Today’s Reading: Joshua 6:1-20
When the Israelites finally crossed into the Promised Land, they were tasked with the taking the city of Jericho. Jericho was an ancient city with enormous, impenetrable walls. The scripture says that “No one went in and no one came out.” After 40 years of wandering in the desert, I’m sure they were scared, but I imagine they might have been a little excited, too! Finally, they get to DO something! They’d been preparing for this for a long time! At the very least, they must have been strategizing and coming up with a plan; after all, Joshua had sent spies into Jericho a few chapters earlier to scope it out and try to find weaknesses in its fortifications.
But God, like God usually does, speaks to Joshua and gives them a very different battle plan. The people are to march in a circle around the city once a day for six days with seven priests bearing seven trumpets in front. On the seventh day, they were to march around the city seven times. Then the priests were supposed to blow the trumpets for all their worth, and the soldiers were ordered to scream as loud as they can. Then, God said, the walls will fall down. The Hebrews had been preparing for this battle for a long time! Maybe they’d even been training, practicing their American Ninja Warrior skills so they can scale the walls. We don’t know, but surely they’d been preparing. Can you imagine what must have been going on in the minds of the people when Joshua told them that the big plan is for them to spend more time walking around in circles?
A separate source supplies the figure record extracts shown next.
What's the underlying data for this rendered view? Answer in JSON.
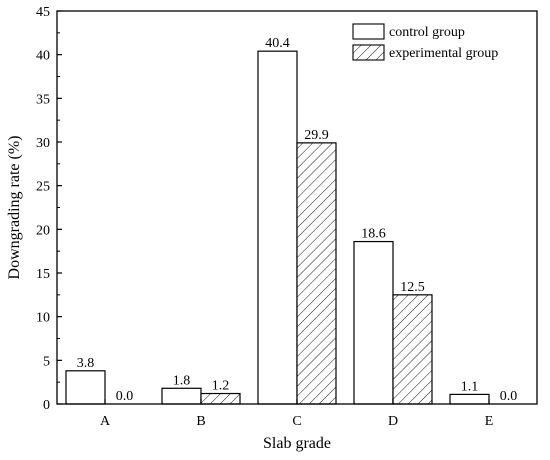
{
  "chart_data": {
    "type": "bar",
    "categories": [
      "A",
      "B",
      "C",
      "D",
      "E"
    ],
    "series": [
      {
        "name": "control group",
        "values": [
          3.8,
          1.8,
          40.4,
          18.6,
          1.1
        ],
        "labels": [
          "3.8",
          "1.8",
          "40.4",
          "18.6",
          "1.1"
        ],
        "fill": "#ffffff",
        "pattern": "none"
      },
      {
        "name": "experimental group",
        "values": [
          0.0,
          1.2,
          29.9,
          12.5,
          0.0
        ],
        "labels": [
          "0.0",
          "1.2",
          "29.9",
          "12.5",
          "0.0"
        ],
        "fill": "#ffffff",
        "pattern": "diagonal-hatch"
      }
    ],
    "xlabel": "Slab grade",
    "ylabel": "Downgrading rate (%)",
    "ylim": [
      0,
      45
    ],
    "yticks": [
      0,
      5,
      10,
      15,
      20,
      25,
      30,
      35,
      40,
      45
    ],
    "ytick_labels": [
      "0",
      "5",
      "10",
      "15",
      "20",
      "25",
      "30",
      "35",
      "40",
      "45"
    ],
    "grid": false,
    "legend_position": "top-right",
    "colors": {
      "stroke": "#000000",
      "background": "#ffffff"
    }
  }
}
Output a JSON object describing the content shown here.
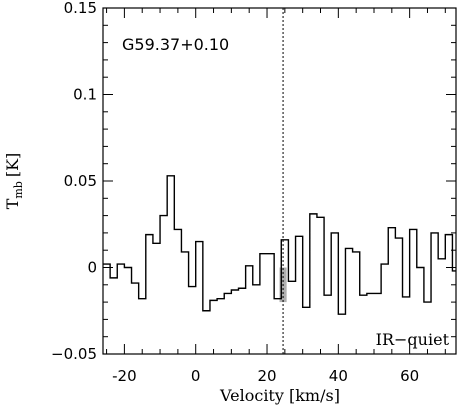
{
  "chart_data": {
    "type": "line",
    "subtype": "histogram-step",
    "xlabel": "Velocity [km/s]",
    "ylabel": "T",
    "ylabel_sub": "mb",
    "ylabel_unit": "[K]",
    "xlim": [
      -26,
      73
    ],
    "ylim": [
      -0.05,
      0.15
    ],
    "x_ticks": [
      -20,
      0,
      20,
      40,
      60
    ],
    "y_ticks": [
      {
        "value": -0.05,
        "label": "−0.05"
      },
      {
        "value": 0,
        "label": "0"
      },
      {
        "value": 0.05,
        "label": "0.05"
      },
      {
        "value": 0.1,
        "label": "0.1"
      },
      {
        "value": 0.15,
        "label": "0.15"
      }
    ],
    "annotations": {
      "source_name": "G59.37+0.10",
      "classification": "IR−quiet"
    },
    "reference_velocity": 24.5,
    "shaded_region": [
      23.5,
      25.5
    ],
    "grid": false,
    "series": [
      {
        "x": [
          -26,
          -24,
          -22,
          -20,
          -18,
          -16,
          -14,
          -12,
          -10,
          -8,
          -6,
          -4,
          -2,
          0,
          2,
          4,
          6,
          8,
          10,
          12,
          14,
          16,
          18,
          20,
          22,
          24,
          26,
          28,
          30,
          32,
          34,
          36,
          38,
          40,
          42,
          44,
          46,
          48,
          50,
          52,
          54,
          56,
          58,
          60,
          62,
          64,
          66,
          68,
          70,
          72
        ],
        "values": [
          0.002,
          -0.006,
          0.002,
          0.0,
          -0.009,
          -0.018,
          0.019,
          0.014,
          0.03,
          0.053,
          0.022,
          0.009,
          -0.011,
          0.015,
          -0.025,
          -0.019,
          -0.018,
          -0.015,
          -0.013,
          -0.012,
          0.001,
          -0.01,
          0.008,
          0.008,
          -0.018,
          0.016,
          -0.008,
          0.018,
          -0.023,
          0.031,
          0.029,
          -0.016,
          0.02,
          -0.027,
          0.011,
          0.009,
          -0.016,
          -0.015,
          -0.015,
          0.002,
          0.023,
          0.017,
          -0.017,
          0.022,
          0.0,
          -0.02,
          0.02,
          0.005,
          0.019,
          -0.002
        ]
      }
    ]
  }
}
I don’t know about you, but with this stay-at-home order, sometimes I feel like I’m walking in circles. In fact, sometimes I am walking in circles, pacing around my house just looking for something to do! Have you experienced that? I’m doing my best to keep a positive attitude and think of this time as a way to bless and protect others, but man, this is hard. I’ve been doing a lot of reading to stay busy and I came across a quote by the great devotional writer Oswald Chambers. Chambers writes, “We think that we have been called to do exceptional things with our lives, but we have not. We have been called to do ordinary things in exceptional ways.” After all, most of Jesus’ days recorded in our gospels, Jesus wasn’t having extraordinary, high drama days. Most of the time he was in people’s homes, spending time investing in relationships. He spent his time serving, washing the feet of others. He spent time in discussion and in prayer.
This time we have where it can feel like we are just stuck, walking in circles, it is in this time that we can follow Jesus into the ordinary. We may not be able to visit other people’s homes, but what other ways might we invest in relationships? We may not wash our families’ feet, but what other ways might we serve them? What new prayer or devotional practices could we take up in this time?
On the seventh day, Joshua led his priests and soldiers around Jericho seven times. They blew the trumpets and shouted and sure enough, the walls fell down and they charged into the city. Friends, eventually, when it is safe, we will be able to leave our homes and charge back out into a new and changed world. But until then, I encourage you to reflect and pray about this quote from the Rev. Dr. Craig Barnes: “There are moments when God makes a way and calls you to charge ahead. But those moments are so few and far between that you dare not base your joy on them. Joy has to be found simply in walking around with God.”